È stato impiantato con successo il primo dispositivo DiaPort presso l’unità operativa di Diabetologia dell’IRCCS Ospedale San Raffaele. A beneficiarne è stato un uomo affetto da diabete di tipo 1.
Il sistema Diaport è composto da un catetere intraperitoneale connesso ad un dispositivo impiantato a livello della parete addominale anteriore, che consente la somministrazione continua di insulina utilizzando un microinfusore esterno indossato dal paziente.
L’insulina viene quindi drenata dall’addome al fegato, rendendolo così nuovamente primo organo bersaglio dell’ormone, come accade nelle persone non diabetiche.
La somministrazione dell’insulina per via intraperitoneale genera una riduzione della glicemia più simile a quella fisiologica rispetto a quella che si otterrebbe attraverso la somministrazione per via sottocutanea.
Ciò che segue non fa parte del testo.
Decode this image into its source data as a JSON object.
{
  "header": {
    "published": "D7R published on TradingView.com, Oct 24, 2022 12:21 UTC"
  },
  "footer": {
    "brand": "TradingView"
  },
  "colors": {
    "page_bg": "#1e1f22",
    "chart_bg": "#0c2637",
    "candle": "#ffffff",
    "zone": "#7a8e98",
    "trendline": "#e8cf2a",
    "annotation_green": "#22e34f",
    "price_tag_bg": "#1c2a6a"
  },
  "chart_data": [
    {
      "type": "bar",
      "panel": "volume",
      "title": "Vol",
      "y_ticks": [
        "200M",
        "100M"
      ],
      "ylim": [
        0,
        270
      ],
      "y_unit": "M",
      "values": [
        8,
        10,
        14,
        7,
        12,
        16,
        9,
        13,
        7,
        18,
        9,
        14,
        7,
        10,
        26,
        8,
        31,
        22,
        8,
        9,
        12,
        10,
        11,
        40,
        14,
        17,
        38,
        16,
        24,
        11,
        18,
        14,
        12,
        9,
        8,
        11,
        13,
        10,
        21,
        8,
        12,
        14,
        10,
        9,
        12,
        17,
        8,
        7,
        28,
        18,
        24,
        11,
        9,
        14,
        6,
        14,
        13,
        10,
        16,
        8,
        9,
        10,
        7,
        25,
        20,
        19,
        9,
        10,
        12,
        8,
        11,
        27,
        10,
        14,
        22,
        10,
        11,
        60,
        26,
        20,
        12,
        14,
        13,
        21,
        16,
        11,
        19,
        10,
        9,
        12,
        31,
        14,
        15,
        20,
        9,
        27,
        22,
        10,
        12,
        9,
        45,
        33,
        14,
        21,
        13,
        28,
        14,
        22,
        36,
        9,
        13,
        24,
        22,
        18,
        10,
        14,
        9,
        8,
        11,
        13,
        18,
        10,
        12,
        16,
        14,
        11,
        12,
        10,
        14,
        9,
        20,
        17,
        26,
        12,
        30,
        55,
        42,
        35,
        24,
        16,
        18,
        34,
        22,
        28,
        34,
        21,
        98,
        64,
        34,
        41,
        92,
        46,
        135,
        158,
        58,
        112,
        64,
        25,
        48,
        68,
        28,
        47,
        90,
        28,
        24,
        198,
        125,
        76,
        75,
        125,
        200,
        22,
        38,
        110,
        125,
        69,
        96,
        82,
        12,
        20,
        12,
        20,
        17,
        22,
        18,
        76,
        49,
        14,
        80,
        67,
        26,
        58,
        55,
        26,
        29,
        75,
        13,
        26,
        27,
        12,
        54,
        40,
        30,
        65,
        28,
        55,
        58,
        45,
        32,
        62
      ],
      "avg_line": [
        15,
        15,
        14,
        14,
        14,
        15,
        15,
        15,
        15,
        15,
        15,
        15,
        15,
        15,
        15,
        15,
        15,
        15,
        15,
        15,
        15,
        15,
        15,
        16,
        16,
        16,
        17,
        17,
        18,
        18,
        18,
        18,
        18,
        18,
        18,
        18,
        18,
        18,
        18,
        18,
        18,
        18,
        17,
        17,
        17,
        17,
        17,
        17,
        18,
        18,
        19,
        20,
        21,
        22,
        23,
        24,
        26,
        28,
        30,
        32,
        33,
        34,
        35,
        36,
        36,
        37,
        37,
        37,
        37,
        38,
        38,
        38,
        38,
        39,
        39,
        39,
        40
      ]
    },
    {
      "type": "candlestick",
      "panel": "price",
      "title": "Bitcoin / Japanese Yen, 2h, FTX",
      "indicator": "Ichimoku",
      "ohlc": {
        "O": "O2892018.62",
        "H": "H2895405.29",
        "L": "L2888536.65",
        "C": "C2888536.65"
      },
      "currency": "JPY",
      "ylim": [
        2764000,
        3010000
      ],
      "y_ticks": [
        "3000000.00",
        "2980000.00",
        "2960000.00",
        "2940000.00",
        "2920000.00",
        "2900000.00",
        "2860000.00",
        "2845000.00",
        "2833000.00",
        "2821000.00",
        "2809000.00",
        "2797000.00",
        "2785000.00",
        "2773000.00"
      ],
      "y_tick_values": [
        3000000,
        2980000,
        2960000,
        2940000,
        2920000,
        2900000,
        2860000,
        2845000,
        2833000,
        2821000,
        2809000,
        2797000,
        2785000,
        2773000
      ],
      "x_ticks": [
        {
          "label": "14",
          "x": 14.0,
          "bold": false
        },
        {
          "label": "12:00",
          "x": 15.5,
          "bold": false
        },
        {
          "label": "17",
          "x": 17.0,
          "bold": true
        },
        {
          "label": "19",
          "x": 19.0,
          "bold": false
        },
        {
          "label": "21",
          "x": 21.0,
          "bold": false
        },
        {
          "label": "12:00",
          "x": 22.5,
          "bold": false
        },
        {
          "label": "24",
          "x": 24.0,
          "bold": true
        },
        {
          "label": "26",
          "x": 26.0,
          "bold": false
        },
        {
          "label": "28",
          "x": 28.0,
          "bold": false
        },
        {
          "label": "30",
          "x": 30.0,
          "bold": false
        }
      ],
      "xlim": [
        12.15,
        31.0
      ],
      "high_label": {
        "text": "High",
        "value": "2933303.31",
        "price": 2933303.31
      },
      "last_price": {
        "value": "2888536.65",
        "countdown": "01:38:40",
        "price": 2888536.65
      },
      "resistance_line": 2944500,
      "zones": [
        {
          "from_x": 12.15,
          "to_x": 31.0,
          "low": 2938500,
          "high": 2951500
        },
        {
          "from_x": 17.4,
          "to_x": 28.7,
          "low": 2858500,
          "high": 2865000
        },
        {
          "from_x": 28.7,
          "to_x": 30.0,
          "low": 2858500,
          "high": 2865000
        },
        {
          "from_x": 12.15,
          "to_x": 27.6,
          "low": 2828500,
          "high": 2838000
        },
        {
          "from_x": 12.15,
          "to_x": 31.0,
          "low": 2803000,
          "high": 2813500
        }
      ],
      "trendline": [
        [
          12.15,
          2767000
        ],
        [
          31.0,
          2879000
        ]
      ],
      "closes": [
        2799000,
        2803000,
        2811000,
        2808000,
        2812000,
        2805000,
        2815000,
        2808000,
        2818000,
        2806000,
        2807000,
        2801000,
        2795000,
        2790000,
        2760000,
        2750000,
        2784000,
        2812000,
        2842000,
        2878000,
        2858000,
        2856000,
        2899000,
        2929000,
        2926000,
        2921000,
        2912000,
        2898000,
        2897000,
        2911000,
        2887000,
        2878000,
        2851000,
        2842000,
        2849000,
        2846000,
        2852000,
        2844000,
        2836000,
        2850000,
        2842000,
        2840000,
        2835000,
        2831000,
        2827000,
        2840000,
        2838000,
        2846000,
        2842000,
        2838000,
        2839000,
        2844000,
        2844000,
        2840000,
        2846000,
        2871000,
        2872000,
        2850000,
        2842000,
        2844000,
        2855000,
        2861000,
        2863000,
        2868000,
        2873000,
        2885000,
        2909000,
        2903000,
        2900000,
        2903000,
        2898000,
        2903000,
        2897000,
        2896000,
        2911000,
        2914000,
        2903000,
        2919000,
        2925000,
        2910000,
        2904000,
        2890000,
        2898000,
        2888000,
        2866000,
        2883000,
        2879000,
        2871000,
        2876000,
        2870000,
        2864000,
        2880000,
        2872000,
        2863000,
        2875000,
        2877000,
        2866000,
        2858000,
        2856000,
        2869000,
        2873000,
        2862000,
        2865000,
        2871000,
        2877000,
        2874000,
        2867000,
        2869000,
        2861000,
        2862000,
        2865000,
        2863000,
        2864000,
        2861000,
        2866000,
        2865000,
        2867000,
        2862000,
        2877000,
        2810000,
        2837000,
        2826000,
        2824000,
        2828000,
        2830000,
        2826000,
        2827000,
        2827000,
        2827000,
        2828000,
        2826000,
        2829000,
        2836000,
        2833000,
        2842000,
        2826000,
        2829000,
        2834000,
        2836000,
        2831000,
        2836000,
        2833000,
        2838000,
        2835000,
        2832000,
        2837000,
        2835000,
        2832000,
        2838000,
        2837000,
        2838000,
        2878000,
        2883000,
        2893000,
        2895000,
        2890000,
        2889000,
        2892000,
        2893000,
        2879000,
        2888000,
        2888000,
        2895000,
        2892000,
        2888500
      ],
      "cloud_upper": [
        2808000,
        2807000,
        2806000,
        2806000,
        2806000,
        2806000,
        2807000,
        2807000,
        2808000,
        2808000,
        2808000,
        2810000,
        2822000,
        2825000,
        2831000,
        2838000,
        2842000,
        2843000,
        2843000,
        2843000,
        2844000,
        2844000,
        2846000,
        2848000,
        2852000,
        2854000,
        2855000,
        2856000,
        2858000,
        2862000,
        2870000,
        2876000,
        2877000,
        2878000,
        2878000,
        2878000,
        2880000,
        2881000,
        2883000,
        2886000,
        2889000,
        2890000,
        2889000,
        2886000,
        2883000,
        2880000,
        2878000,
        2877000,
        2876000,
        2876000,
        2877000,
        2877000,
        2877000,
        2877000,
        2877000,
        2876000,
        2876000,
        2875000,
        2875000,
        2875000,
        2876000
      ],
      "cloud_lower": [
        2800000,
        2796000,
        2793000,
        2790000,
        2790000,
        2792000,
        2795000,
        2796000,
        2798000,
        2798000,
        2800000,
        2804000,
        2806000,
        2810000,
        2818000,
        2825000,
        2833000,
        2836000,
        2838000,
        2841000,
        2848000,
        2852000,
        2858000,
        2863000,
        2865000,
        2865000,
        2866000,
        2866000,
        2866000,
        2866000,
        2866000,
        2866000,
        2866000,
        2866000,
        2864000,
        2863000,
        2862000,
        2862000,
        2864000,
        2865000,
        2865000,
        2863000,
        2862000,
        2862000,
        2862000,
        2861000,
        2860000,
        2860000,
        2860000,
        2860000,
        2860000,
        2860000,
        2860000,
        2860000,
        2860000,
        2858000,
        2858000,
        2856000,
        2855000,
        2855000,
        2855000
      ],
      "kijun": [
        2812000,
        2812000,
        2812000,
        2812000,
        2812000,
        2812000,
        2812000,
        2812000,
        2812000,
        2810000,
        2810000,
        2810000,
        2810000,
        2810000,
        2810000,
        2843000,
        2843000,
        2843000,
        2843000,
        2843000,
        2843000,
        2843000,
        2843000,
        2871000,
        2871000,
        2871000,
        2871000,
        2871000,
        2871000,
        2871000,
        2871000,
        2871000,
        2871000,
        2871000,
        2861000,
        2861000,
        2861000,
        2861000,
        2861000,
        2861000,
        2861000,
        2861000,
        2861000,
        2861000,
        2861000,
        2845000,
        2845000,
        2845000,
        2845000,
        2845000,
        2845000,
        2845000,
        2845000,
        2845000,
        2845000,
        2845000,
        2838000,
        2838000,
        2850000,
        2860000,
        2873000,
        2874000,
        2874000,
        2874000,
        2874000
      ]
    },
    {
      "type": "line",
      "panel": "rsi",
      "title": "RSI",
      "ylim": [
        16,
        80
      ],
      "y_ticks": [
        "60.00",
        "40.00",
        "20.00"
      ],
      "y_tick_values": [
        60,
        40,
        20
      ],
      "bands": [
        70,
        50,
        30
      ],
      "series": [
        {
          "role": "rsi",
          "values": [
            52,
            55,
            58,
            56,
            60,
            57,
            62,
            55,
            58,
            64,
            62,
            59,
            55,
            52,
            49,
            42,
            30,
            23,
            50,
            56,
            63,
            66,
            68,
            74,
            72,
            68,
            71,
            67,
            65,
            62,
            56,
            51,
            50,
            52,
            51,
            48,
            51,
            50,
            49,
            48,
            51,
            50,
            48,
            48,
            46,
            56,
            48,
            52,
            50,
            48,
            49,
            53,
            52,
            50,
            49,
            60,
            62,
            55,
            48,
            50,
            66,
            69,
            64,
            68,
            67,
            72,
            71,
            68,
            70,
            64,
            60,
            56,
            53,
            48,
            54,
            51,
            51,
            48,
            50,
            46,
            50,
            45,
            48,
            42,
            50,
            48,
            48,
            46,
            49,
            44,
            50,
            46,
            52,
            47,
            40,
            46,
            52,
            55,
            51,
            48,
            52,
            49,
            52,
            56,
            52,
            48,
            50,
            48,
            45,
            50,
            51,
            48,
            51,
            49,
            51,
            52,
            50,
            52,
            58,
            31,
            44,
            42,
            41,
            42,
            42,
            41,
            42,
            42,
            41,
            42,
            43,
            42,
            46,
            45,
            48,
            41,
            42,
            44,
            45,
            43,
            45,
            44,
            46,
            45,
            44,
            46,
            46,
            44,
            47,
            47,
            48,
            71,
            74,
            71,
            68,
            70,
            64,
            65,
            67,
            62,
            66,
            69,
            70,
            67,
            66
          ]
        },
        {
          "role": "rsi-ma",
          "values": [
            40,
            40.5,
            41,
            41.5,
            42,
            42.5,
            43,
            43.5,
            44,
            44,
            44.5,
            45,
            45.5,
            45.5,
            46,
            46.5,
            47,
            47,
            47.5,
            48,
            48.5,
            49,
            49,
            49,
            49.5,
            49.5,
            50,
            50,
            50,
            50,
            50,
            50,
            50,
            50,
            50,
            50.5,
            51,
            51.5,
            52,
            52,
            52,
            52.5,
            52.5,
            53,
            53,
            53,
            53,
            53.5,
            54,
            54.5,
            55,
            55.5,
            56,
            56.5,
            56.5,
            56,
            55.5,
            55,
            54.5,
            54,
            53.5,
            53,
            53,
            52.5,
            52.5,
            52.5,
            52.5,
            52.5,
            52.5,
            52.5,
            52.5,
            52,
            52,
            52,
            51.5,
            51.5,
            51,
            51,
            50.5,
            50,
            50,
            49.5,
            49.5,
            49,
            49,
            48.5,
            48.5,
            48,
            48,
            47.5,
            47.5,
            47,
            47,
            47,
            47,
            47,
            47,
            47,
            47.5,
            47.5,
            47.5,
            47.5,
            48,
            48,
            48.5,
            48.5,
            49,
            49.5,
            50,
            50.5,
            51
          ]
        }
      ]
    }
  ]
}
Richiede inoltre dosi complessive di insulina più basse e comporta un ridotto rischio di ipoglicemia.
L’impianto di DiaPort viene eseguito in anestesia generale e richiede circa 30 minuti ed un ricovero ospedaliero di due giorni, principalmente legato alla necessità di istruire i pazienti riguardo il suo funzionamento.
Con questo dispositivo è necessario utilizzare un particolare tipo di insulina, chiamato Insuman Infusat. Al momento rappresenta l’unica tipologia di insulina con basso rischio di precipitazione e occlusione del catetere intraperitoneale (<1%).
L’impiego di questa tecnologia, pensata per i pazienti con diabete di tipo 1 che mostrano resistenza alla somministrazione sottocutanea di insulina, è possibile grazie alla collaborazione tra la Medicina Interna e Diabetologia, diretta dal professor Emanuele Bosi, e la Chirurgia del Pancreas diretta dal professor Massimo Falconi.
L’unico centro italiano autorizzato all’impianto di DiaPort, oltre all’Ospedale San Raffaele, è l’Ospedale San Giovanni di Dio di Olbia, in Sardegna. Attualmente sono 93 le persone in tutto il mondo che utilizzano questo device, 5 delle quali si trovano in Italia.
La somministrazione di insulina per via intraperitoneale offre dei vantaggi sul compenso glicemico, ma può essere utilizzata soltanto in categorie ben precise di pazienti, come da indicazione del Servizio Sanitario Nazionale.
“L’infusione intraperitoneale di insulina – spiega Emanuele Bosi – è un’opzione terapeutica per pazienti impossibilitati, da cause di tipo fisico, a raggiungere un buon controllo glicemico se non pagando il prezzo di frequenti ipoglicemie. Si tratta in genere di pazienti con un ridotto/alterato assorbimento dell’insulina da sottocute, a volte per condizioni cutanee che possono interferire con l’assorbimento dell’insulina, compresi i casi, per fortuna oggi rari, di allergia all’insulina e ai suoi eccipienti”.
“Questo approccio – aggiunge il Prof. Piemonti, direttore del Diabetes Research Institute dell’Ospedale San Raffaele – può essere considerato come l’ultimo step prima di ricorrere a un trapianto di pancreas o di isole del pancreas. Con l’impianto in un primo paziente possiamo affermare che abbiamo a disposizione un arma in più nel trattamento del diabete di tipo 1 e grazie al riconoscimento di centro di riferimento potremo contribuire alla valutazione delle sue potenzialità e dei suoi limiti”
Conclude il dott. Gianpaolo Balzano, chirurgo: “ I pazienti non devono essere preoccupati dall’intervento chirurgico: si tratta di una procedura breve, mininvasiva e molto ben tollerata”.
A marzo 2019, Milano ospiterà il Global Advisory Board meeting, evento che affronterà proprio tematiche relative a questa tecnologia. Sarà dunque un’occasione per fare il punto della situazione e valutare l’eventuale avvio di studi pilota che prevedano l’utilizzo del dispositivo anche per indicazioni più estese di quelle attuali.